Lem started his literary work in 1946 with a number of publications in different genres, including poetry, as well as his first science fiction novel, The Man from Mars, serialized in Nowy Świat Przygód (New World of Adventures). Between 1948 and 1950 Lem was working as a scientific research assistant at the Jagiellonian University, and published a number of short stories, poems, reviews, etc., particularly in the magazine Tygodnik Powszechny. In 1951, he published his first book, The Astronauts. In 1954, he published a short story collection, Sezam i inne opowiadania [Sesame and Other Stories] . The following year, 1955, saw the publication of another science fiction novel, The Magellanic Cloud.

During the era of Stalinism in Poland, which had begun in the late 1940s, all published works had to be directly approved by the state. Thus The Astronauts was not, in fact, the first novel Lem finished, just the first that made it past the state censors. Going by the date of the finished manuscript, Lem's first book was a partly autobiographical novel Hospital of the Transfiguration, finished in 1948. It would be published seven years later, in 1955, as a part of the trilogy Czas nieutracony (Time Not Lost). The experience of trying to push Czas nieutracony through the censors was one of the major reasons Lem decided to focus on the less-censored genre of science fiction. Nonetheless, most of Lem's works published in the 1950s also contain various elements of socialist realism as well as of the "glorious future of communism". Lem later criticized several of his early pieces as compromised by the ideological pressure.

Lem became truly productive after 1956, when the de-Stalinization period in the Soviet Union led to the "Polish October", when Poland experienced an increase in freedom of speech. Between 1956 and 1968, Lem authored seventeen books.

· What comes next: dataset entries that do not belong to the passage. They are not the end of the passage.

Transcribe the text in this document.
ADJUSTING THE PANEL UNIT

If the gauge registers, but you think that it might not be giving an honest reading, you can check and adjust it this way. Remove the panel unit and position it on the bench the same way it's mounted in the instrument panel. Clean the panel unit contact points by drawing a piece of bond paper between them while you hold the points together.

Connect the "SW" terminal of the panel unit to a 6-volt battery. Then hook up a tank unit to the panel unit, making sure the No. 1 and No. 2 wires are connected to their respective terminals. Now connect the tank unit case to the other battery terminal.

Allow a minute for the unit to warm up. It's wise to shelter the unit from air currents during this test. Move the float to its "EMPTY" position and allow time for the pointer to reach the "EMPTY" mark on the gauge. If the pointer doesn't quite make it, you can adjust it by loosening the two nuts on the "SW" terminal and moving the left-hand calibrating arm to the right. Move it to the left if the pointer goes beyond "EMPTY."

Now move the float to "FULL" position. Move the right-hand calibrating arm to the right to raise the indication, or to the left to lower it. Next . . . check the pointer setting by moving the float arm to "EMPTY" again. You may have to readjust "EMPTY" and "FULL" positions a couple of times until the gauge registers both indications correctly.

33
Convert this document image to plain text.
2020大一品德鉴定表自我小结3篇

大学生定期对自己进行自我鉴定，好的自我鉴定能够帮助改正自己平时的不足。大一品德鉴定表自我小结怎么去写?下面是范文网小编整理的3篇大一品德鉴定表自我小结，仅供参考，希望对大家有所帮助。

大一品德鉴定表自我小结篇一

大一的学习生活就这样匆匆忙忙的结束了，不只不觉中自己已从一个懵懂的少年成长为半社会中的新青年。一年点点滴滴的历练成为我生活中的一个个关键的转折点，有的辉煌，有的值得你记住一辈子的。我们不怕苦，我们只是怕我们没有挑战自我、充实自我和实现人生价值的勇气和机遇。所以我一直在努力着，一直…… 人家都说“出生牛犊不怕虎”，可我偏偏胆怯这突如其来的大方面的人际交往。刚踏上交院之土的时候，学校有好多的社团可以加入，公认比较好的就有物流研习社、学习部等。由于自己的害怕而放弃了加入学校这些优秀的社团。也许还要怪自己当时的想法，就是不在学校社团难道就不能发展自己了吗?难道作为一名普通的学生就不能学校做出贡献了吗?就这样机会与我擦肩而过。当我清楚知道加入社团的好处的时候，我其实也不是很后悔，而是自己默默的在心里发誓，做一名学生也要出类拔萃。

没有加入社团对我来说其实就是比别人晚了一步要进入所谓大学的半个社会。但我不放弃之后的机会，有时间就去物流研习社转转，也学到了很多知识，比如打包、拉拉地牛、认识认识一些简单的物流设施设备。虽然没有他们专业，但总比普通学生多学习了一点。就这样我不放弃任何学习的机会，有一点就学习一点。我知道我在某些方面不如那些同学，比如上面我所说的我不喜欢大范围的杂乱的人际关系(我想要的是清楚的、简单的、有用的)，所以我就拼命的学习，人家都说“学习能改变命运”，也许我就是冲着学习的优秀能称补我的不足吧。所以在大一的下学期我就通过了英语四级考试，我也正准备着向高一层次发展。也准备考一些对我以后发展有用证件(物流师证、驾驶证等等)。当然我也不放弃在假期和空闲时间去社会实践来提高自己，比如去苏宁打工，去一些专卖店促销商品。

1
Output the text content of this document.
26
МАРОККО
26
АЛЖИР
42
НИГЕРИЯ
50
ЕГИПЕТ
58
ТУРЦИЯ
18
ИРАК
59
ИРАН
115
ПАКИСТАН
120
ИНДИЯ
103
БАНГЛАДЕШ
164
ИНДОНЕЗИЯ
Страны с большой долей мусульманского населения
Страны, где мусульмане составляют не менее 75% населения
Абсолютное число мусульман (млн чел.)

In 1957, he published his first non-fiction, philosophical book, Dialogs, as well as a science fiction anthology, The Star Diaries, collecting short stories about one of his most popular characters, Ijon Tichy. 1959 saw the publication of three books: the novels Eden and The Investigation, and the short story anthology An Invasion from Aldebaran (Inwazja z Aldebarana). 1961 saw the novels Memoirs Found in a Bathtub, Solaris, and Return from the Stars, with Solaris being among his top works. This was followed by a collection of his essays and non-fiction prose, Wejście na orbitę (1962), and a short story anthology Noc księżycowa (1963). In 1964, Lem published a large work on the border of philosophy and sociology of science and futurology, Summa Technologiae, as well as a novel, The Invincible.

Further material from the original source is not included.